Мы расстались с Молодыем вполне профессионально и конспиративно, пожав руки. Я не уверен, правда, что Конон заранее не предупредил хозяина о нашем знакомстве, но и Агранович не выдал себя: все сыграли свои роли словно по задуманному сценарию.
Главное другое: мы с Молодыем сразу определили взаимную симпатию; моя к нему объяснялась журналистской профессией, а его ко мне так и осталась тайной по сей день. Читатель сам сочинит причину взаимопонимания.
Перед расставанием я продиктовал Молодыю (по его просьбе) свой домашний телефон (а мой вам не нужен, надеюсь, по понятной причине, я сам «выйду на связь»). Так я впервые в жизни услышал профессиональную терминологию, которая сегодня даже рядовому читателю не в загадку: все мы стали учеными. Привыкли. Вошло в обиход. А тогда шел семьдесят третий. Кто мог подумать, что Конону Молодыю остался год жизни?
* * *
Первый звонок последовал мне домой и явно из уличного автомата. Голос был неузнаваемый, но я все понял. Мне было предложено «прибыть в одиннадцать тридцать пять» в Нескучный сад, «к вам подойдут».

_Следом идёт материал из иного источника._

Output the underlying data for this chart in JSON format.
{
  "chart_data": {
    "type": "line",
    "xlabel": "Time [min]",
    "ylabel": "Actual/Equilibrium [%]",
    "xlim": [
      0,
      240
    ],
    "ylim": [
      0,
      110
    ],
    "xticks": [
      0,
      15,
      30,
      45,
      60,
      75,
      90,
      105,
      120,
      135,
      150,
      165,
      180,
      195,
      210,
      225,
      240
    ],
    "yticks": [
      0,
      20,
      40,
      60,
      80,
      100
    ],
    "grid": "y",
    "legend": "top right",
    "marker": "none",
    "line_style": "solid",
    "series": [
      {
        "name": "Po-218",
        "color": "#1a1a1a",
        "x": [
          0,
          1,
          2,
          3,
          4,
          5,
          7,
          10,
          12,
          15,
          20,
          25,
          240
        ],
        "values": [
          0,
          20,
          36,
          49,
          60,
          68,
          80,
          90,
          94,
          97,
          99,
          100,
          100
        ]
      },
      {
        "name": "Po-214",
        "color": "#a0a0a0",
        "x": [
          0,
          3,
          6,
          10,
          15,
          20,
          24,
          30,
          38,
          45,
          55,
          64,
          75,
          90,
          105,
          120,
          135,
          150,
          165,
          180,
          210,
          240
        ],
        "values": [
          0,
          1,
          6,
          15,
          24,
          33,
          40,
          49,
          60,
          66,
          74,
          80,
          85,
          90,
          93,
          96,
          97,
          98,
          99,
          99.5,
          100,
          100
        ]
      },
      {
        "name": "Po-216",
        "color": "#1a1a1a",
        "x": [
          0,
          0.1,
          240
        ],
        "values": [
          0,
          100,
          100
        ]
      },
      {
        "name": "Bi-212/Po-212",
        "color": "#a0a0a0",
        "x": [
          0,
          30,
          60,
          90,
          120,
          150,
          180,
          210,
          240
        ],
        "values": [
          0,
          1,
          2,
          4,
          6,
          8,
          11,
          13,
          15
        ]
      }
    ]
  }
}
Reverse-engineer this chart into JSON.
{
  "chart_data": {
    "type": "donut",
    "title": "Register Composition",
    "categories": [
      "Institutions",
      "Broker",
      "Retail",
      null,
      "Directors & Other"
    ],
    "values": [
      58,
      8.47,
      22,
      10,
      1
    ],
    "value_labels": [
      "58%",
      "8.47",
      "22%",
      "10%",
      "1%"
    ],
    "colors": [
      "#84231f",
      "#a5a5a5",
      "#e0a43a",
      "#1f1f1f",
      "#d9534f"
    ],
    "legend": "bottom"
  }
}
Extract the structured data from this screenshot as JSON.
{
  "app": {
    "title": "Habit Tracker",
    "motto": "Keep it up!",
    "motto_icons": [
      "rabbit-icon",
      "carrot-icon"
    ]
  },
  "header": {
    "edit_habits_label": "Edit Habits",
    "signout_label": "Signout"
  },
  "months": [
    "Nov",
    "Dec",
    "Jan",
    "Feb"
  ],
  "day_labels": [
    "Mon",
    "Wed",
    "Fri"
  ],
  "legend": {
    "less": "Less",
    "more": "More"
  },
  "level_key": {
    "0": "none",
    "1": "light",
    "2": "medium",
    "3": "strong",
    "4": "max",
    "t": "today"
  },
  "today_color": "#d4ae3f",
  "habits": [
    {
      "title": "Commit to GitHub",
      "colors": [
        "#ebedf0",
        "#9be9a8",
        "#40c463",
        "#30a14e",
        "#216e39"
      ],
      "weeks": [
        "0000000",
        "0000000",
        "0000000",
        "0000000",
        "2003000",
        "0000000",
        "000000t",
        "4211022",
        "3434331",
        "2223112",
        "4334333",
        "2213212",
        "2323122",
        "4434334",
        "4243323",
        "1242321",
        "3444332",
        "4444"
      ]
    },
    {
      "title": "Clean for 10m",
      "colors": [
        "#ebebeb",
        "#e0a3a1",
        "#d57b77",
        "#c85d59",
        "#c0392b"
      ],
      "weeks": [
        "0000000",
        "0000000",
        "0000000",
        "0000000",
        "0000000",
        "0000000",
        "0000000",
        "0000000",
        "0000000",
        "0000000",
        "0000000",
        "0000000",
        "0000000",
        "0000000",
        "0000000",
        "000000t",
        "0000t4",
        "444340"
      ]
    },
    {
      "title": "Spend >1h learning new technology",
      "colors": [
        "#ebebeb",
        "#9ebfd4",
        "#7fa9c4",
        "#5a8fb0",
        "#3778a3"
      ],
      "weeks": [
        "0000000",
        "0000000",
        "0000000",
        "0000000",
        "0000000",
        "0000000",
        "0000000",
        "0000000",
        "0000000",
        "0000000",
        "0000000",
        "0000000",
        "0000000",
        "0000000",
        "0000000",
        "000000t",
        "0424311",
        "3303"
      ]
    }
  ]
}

Ну что ж, я поехал, в парке ко мне действительно подошел человек в черных очках, в фетровом головном уборе, который не был ни беретом, ни кепкой, ни спортивной шапкой, а именно «убором», надвинутым на глаза (специально для того, чтобы случайные прохожие смотрели только на голову, а не на физиономию моего собеседника).
Если бы Молодый при этом был серьезным или нейтральным, я решил бы, что он «тронулся», однако Конон Трофимович откровенно смеялся, даже не обращая внимания на мое недоуменное лицо. И вдруг сказал мне: нет, я человек в своем уме, просто решил немного вас развлечь, да и себя тоже.
Поднятый воротник его габардинового осеннего пальто (ниже колен) довершал портрет «героя». То, что это был Молодый, я не сомневался ни на секунду, но все же не сначала понял смысл «тайной вечери», происходящей днем.
Однако вскоре я сообразил (и не ошибся): собеседник играет со мной в разведчиков, как дети играют в войну, а зачем и почему ему так захотелось, я еще не знал и мог только предполагать. Тайны или издержки профессии?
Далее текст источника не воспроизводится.